Market capitalisation or “market cap” is a measure of a company’s total market dollar value based on its stock price, and is calculated by multiplying the total number of a company’s outstanding shares by the current market price of one share.
If Apple was a country
Since January 2007, when the late Apple co-founder and CEO Steve Jobs unveiled the first iPhone, shares of the Silicon Valley giant have gained 5,800 percent.
Hitting $3 trillion is another historical moment for Apple. To put that into perspective, Apple’s value now surpasses the nominal gross domestic product (GDP) of six of the world’s top 10 economies, including the United Kingdom ($2.71 trillion), India ($2.62 trillion), France ($2.60 trillion), Italy ($1.89 trillion), Canada ($1.64 trillion) and South Korea ($1.63 trillion).

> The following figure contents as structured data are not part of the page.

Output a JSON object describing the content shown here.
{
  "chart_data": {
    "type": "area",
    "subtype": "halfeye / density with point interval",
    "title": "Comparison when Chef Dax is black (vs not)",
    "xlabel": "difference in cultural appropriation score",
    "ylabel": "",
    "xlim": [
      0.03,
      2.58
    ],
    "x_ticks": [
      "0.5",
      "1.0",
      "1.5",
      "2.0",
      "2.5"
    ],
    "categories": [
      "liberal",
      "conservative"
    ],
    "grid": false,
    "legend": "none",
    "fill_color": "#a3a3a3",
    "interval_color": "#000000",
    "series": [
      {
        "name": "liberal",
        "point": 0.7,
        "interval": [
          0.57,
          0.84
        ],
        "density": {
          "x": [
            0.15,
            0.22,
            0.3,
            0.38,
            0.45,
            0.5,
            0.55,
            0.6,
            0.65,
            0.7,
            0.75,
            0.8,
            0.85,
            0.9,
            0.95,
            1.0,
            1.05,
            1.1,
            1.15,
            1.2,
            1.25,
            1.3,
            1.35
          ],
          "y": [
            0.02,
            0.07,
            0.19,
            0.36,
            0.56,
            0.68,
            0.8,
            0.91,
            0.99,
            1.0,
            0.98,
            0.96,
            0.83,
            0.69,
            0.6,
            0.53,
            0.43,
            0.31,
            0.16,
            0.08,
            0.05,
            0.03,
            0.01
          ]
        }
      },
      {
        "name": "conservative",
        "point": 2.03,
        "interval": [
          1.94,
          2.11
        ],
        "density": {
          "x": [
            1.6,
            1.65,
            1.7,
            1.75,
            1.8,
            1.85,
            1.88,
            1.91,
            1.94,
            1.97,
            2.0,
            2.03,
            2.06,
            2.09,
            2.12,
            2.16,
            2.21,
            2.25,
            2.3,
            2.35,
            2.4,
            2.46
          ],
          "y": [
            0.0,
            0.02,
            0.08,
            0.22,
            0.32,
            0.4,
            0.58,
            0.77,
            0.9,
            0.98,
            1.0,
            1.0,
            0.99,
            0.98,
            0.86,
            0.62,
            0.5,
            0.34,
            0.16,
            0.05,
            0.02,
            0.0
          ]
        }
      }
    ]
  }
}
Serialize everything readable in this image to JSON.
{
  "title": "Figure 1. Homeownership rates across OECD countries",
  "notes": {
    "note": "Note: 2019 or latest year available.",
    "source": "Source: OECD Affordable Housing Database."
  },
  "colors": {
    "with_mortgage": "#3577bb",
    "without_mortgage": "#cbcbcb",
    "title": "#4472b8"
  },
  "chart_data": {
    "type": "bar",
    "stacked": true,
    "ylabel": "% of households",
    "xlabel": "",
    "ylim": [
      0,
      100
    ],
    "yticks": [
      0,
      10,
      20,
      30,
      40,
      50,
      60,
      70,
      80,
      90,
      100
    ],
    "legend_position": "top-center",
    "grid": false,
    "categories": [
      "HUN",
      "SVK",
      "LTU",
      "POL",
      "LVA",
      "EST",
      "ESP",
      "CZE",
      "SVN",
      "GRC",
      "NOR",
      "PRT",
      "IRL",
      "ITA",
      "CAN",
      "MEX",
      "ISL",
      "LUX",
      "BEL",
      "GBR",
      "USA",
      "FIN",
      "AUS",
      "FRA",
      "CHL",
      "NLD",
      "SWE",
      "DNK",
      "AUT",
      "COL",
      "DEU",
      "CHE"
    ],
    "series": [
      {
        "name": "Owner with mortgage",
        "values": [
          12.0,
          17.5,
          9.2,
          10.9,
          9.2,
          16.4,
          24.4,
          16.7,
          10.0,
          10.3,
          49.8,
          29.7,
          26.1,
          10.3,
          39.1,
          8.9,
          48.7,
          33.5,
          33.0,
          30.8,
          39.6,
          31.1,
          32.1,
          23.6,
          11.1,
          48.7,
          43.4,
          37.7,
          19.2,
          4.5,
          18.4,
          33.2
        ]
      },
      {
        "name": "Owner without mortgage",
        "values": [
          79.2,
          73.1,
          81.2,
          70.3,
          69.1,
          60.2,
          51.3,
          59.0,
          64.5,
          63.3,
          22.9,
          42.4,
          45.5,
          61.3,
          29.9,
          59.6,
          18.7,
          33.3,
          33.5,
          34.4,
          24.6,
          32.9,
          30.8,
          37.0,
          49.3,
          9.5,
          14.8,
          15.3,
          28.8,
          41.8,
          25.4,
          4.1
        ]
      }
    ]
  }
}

How Apple has grown (2001-22)
Apple’s rise has been relentless in recent years. Back in August 2018, it became the first United States firm to surpass $1 trillion in market value. It blew past the $2 trillion mark only two years later in August 2020.
Apple is now at the top of the pyramid among all global companies by market cap, followed by Microsoft ($2.52 trillion), Alphabet ($1.92 trillion) then Saudi Aramco ($1.91 trillion) as a non-tech company in fourth place.